One Year Outside Cuba, Within The Country / Luis Felipe Rojas

Photo: “Self-Portrait of exile. Nostalgia machine.”

It is exactly one year ago to the day that I left Cuba to enter the other Cuba. They gave me a kick, manu militari, and so I came to fall on this side of the lost country.

Miami gave me the opportunity to speak in the tongue of my grandparents, to return to the preferred palate of my grandparents.  I have achieved the dreams of my grandmother Maria: I drank Jupiña, I tried Materva and I ate again the guava pastries that my godfather Mayaguez used to make.  In that sense the nostalgia machine is still oiled, as always.

Here I have been bored since the police don’t ask me for my identity card nor do they ask for how many days I’ll stay in Little Havana.  My children Malcom and Brenda don’t have to put their hands to their foreheads in each school activity and say that they want to be like Che, that Argentinian fan of multiple and foreign deaths, foreign lands, foreign women, foreign families, to live a borrowed life, to jump from melancholic guerrillas to adolescent T-shirts.  My children are free because they are learning how to be.

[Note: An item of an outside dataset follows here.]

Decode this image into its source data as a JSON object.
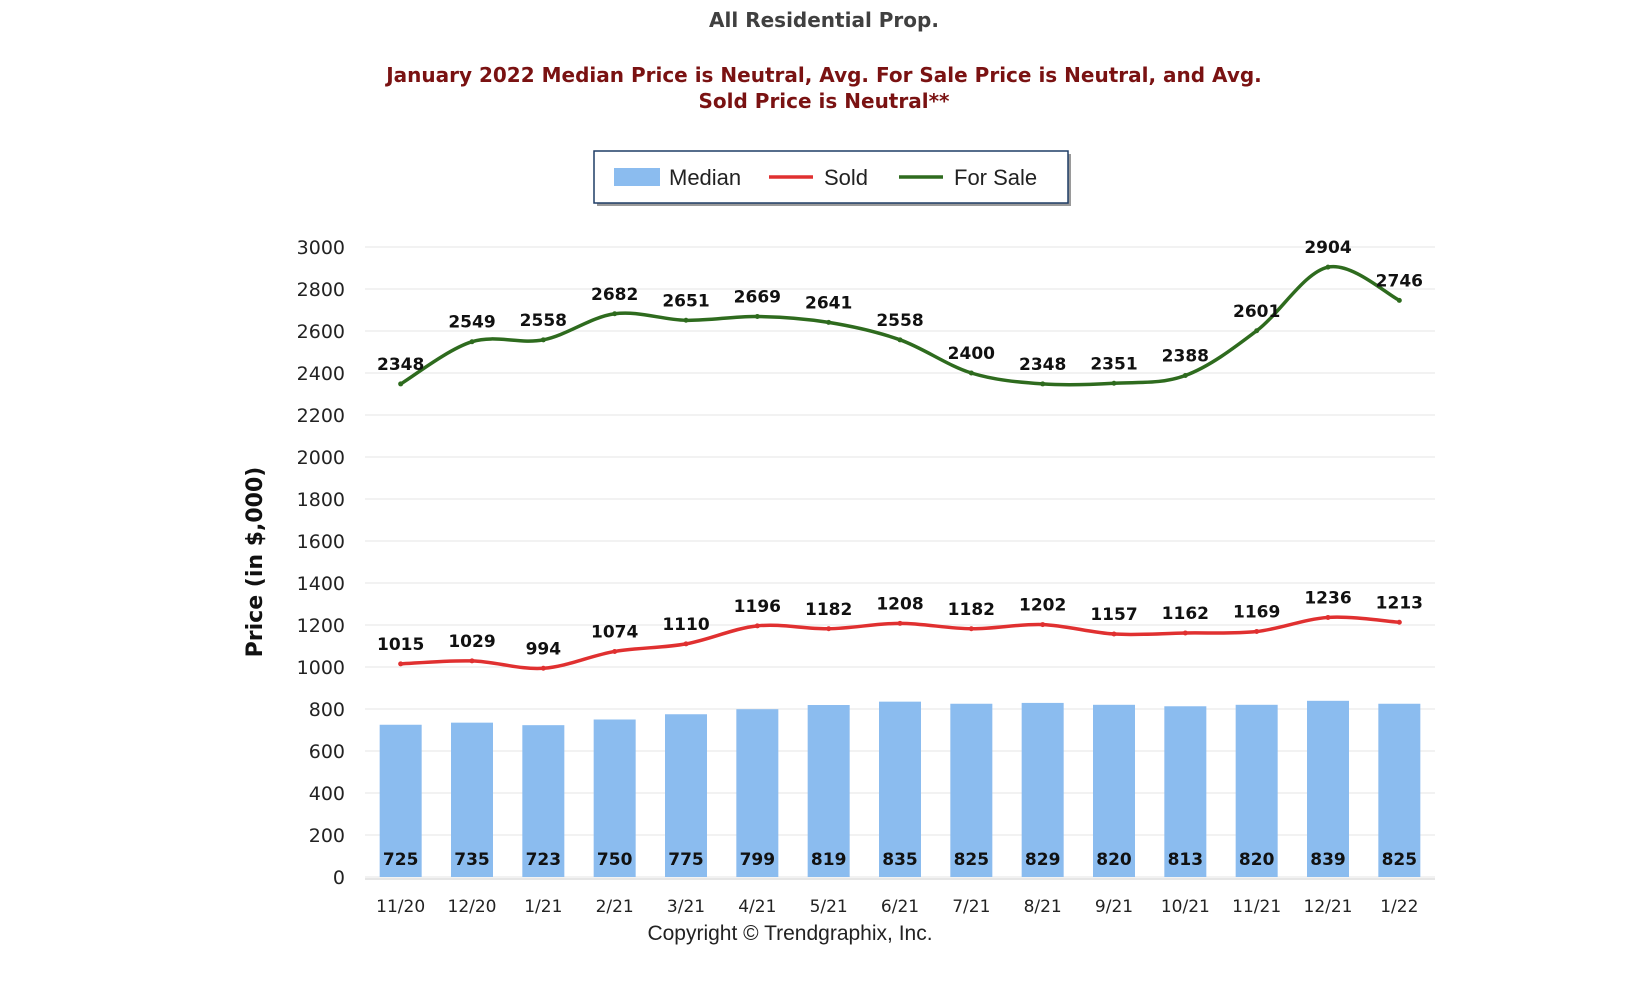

It’s been a year since I came to a country that is a lot more generous than it is described to be, from the hand of Lori Diaz and the International Rescue Committee (IRC, “Ay-Ar-Cee, how can we help you?”).  I came to a Miami even more generous, where civil society is so organized that there was no need for a campaign for a foreign lady to give me the first $40 in her checkbook for the month and she treated us in a café.  From the hand of Ivon, Berta, Idolidia and Mario we all went through the first and hard hurricanes of red tape and we came out sane and happy, thanks to God and to them.

Miami gave me back my bicycle and a pain in my calves the first months; the bus and the fright of the next stop.  Here again I published a book and read poetry without demand for political ideology affiliation, at least that’s what Idable and Armando have shown me.  Miami gave me a microphone and a website so I can talk to Cuba at every second as if I was a ubiquitous man, Borgian, and I have been able to interview people from Baracoa, Puerto Padre or Jaimanitas without being afraid of the police attacking my house.

For the past year I’m happy playing dominoes and war. Twelve months I’ve been lounging on Saturdays in the grass with my wife Exilda, (at Tropical Park) looking at the sky to give thanks and ask for another wish: like two children, or two fools, but happy as never before.

P.S: There are other names and beautiful sunsets to mention, but no thanks.